Tuesday, 22 November 2011

Moscow Diary: The All-Russia Exhibition Centre



One of the trips I made during my early weekends in Moscow was to the All-Russia Exhibition Centre. It was built during Stalin's time to showcase the technical achievements of the Sovient Union, with pavilions representing each region of Russia and each Soviet Socialist Republic.

Obviously, in the new Russia, such things had no place. Going there now, Stalin would turn in his grave. Many of the pavilions are closed, others are visibly dilapidated, others have fallen down (or burnt down) entirely. The only one that looked in good order was the Armenian one, which the Armenian government maintains and uses to market Armenian Brandy (I tried it, and didn't like it, which helped me get over my disappointment at not making it to the distillery in Yerevan earlier this year). The others have mostly been colonised by small traders - whether they're allowed to be there or not, or something in between - selling anything from bulbs and seedlings to leather gloves to fur coats to meat kebabs to fancy jewellary.

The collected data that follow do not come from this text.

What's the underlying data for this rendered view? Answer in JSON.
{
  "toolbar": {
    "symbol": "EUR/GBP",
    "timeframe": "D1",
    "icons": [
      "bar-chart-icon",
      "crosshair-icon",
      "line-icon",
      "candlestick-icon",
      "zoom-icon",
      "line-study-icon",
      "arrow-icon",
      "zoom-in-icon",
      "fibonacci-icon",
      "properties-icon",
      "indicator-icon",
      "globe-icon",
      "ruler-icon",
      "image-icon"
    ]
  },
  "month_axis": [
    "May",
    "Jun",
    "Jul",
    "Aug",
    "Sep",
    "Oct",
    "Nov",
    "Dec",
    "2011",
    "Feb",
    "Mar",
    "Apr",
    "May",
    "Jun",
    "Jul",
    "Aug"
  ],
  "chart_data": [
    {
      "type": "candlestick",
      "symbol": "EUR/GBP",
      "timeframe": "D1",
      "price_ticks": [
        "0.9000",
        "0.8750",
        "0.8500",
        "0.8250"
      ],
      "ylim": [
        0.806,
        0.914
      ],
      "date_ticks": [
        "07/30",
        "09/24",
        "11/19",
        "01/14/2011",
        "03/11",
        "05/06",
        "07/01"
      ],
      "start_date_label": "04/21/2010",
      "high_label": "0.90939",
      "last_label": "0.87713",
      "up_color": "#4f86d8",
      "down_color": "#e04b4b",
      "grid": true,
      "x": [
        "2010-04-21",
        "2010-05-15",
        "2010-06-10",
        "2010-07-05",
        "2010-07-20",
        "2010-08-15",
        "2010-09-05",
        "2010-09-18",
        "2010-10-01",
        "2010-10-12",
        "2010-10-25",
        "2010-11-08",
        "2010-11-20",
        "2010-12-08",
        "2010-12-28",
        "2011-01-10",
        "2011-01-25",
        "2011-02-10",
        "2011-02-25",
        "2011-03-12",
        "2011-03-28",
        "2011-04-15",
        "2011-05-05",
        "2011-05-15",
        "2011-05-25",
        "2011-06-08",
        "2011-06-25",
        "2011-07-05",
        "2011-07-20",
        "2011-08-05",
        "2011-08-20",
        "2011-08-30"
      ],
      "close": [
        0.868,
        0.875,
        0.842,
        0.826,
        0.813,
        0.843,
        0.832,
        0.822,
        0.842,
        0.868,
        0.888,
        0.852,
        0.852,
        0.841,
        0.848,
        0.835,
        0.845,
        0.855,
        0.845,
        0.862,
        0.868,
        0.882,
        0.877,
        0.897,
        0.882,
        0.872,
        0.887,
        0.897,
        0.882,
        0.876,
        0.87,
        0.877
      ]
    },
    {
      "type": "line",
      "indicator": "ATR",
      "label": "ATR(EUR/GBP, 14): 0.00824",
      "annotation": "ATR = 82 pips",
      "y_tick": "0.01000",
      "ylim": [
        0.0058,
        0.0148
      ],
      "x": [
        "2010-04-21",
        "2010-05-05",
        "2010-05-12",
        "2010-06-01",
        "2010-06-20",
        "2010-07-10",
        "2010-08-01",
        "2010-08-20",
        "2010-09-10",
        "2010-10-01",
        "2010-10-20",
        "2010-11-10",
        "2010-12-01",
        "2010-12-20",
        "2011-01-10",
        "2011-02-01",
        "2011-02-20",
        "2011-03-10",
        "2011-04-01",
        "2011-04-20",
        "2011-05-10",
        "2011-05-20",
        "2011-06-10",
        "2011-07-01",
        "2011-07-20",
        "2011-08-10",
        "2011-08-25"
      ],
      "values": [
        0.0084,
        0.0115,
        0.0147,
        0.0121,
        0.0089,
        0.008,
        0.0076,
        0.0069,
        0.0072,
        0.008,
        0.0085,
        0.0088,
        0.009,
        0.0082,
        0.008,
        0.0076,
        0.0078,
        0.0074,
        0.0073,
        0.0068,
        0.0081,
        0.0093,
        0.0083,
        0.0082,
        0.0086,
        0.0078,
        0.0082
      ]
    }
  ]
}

Yet despite all this, the fallen grandeur shines through. There is a gold-plated statue, with women representing each Soviet Socialist Republic (allegedly the Ukranian is the prettiest and has the largest breasts). Some of the pavillions are truly beautiful - built in the same period as the Moscow metro, and with the same architectural impulses and same desire to take the best - or most grandiose - of different styles. There's some cool stuff there, like a space shuttle. And it's in a nice park. All in all, this is the closest I can ever get to visiting the Soviet Union (unless I ever make it to North Korea...), and it was bizarre and fun and something you couldn't find anywhere else.

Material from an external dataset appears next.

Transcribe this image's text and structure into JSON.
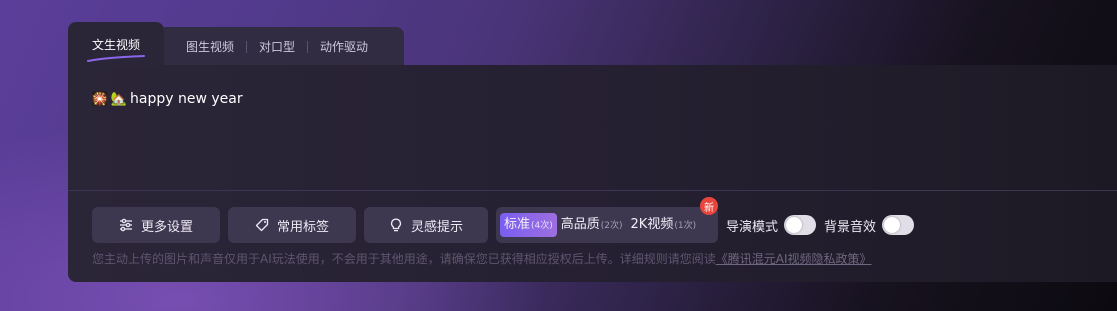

So it was with mixed feelings that I read in today's Moscow Times about a plan to renovate the park, and turn the buildings to various uses - museums on the Soviet Union, a 'Quality of Life Centre', leisure centres, shopping centres (real ones, not tiny stalls!), and hotels. I can see that it would be good for the area - the stallholders will lose their income, but others will get jobs, and the area is horribly under-utilised. A museum on the Soviet Union would also be a welcome addition to Moscow's cultural scene, and this does seem like a good place to have one. And shopping centres, leisure centres, and hotels are the obvious things to do with big old fancy buildings. Russia is booming, and having prime real estate and glorious buildings slowly decay doesn't make sense.

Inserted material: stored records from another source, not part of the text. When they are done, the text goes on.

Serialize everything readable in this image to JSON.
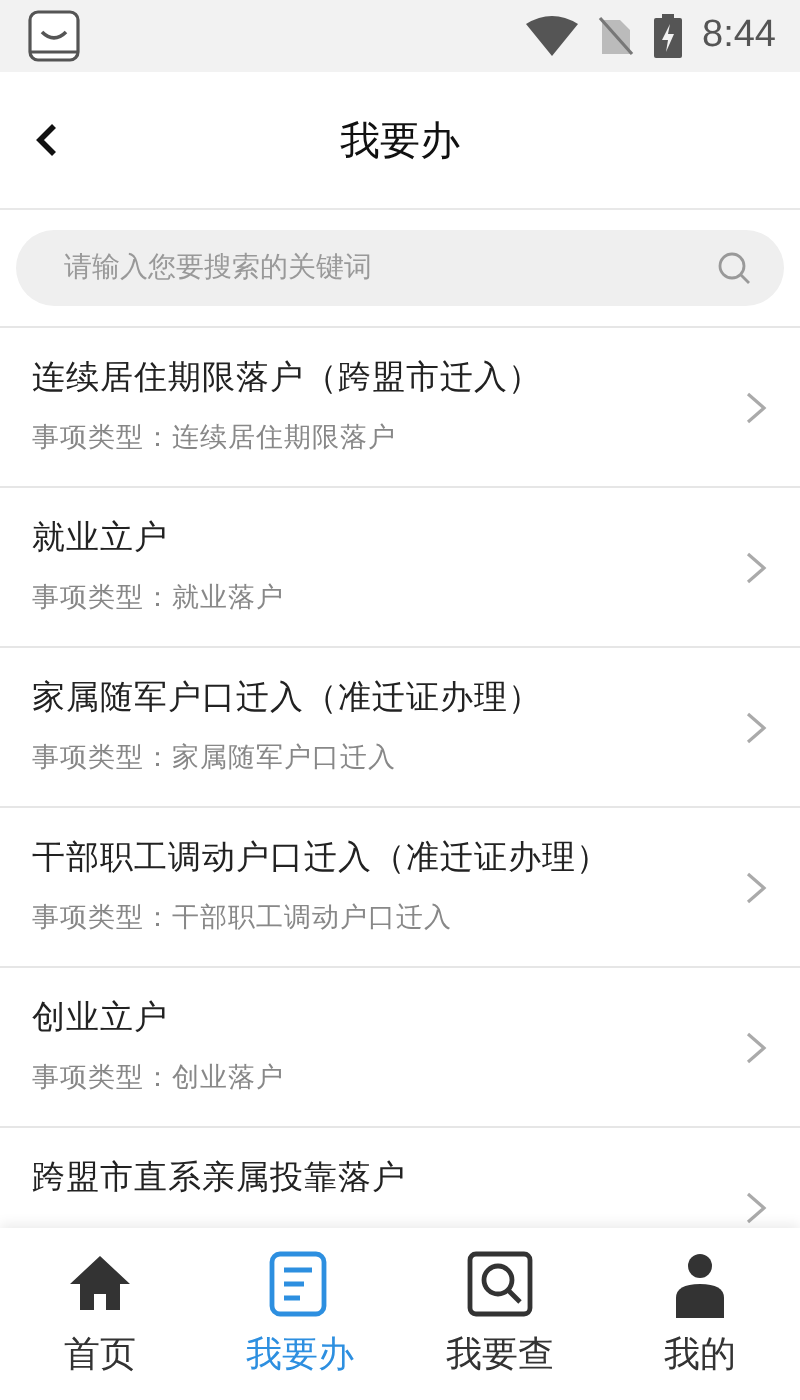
{
  "status_bar": {
    "time": "8:44"
  },
  "header": {
    "title": "我要办"
  },
  "search": {
    "placeholder": "请输入您要搜索的关键词"
  },
  "items": [
    {
      "title": "连续居住期限落户（跨盟市迁入）",
      "subtitle": "事项类型：连续居住期限落户"
    },
    {
      "title": "就业立户",
      "subtitle": "事项类型：就业落户"
    },
    {
      "title": "家属随军户口迁入（准迁证办理）",
      "subtitle": "事项类型：家属随军户口迁入"
    },
    {
      "title": "干部职工调动户口迁入（准迁证办理）",
      "subtitle": "事项类型：干部职工调动户口迁入"
    },
    {
      "title": "创业立户",
      "subtitle": "事项类型：创业落户"
    },
    {
      "title": "跨盟市直系亲属投靠落户"
    }
  ],
  "tabs": [
    {
      "label": "首页",
      "kind": "home",
      "selected": false
    },
    {
      "label": "我要办",
      "kind": "doc",
      "selected": true
    },
    {
      "label": "我要查",
      "kind": "search",
      "selected": false
    },
    {
      "label": "我的",
      "kind": "user",
      "selected": false
    }
  ]
}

But, at the same time, it makes me sad. The buildings seemed evocative of the collapse of the Soviet Union - the buildings constructed to showcase its proudest achievements, now decaying to nothing. At the time, and when I think about it now, it evokes the poem Ozymandias, the symbol of fallen empires everywhere. Capitalism - the stalls that flourish in those buildings that are open - is grafted onto this, sitting uncomfortably in Soviet casing and looking more than a little shabby in comparison, in the same way that informal markets colonising Roman fora must have looked odd when that empire receded. And in all of this, ordinary people were visiting and having fun - playing on inflatable dragons, drinking brandy, or just wandering and shopping. It is this juxtaposition - Soviet grandeur, informal capitalism, and modern zest - that give the place its charm.

Russia has every right to move forward, but I can't help being sad about it, and very glad that I was here to enjoy it.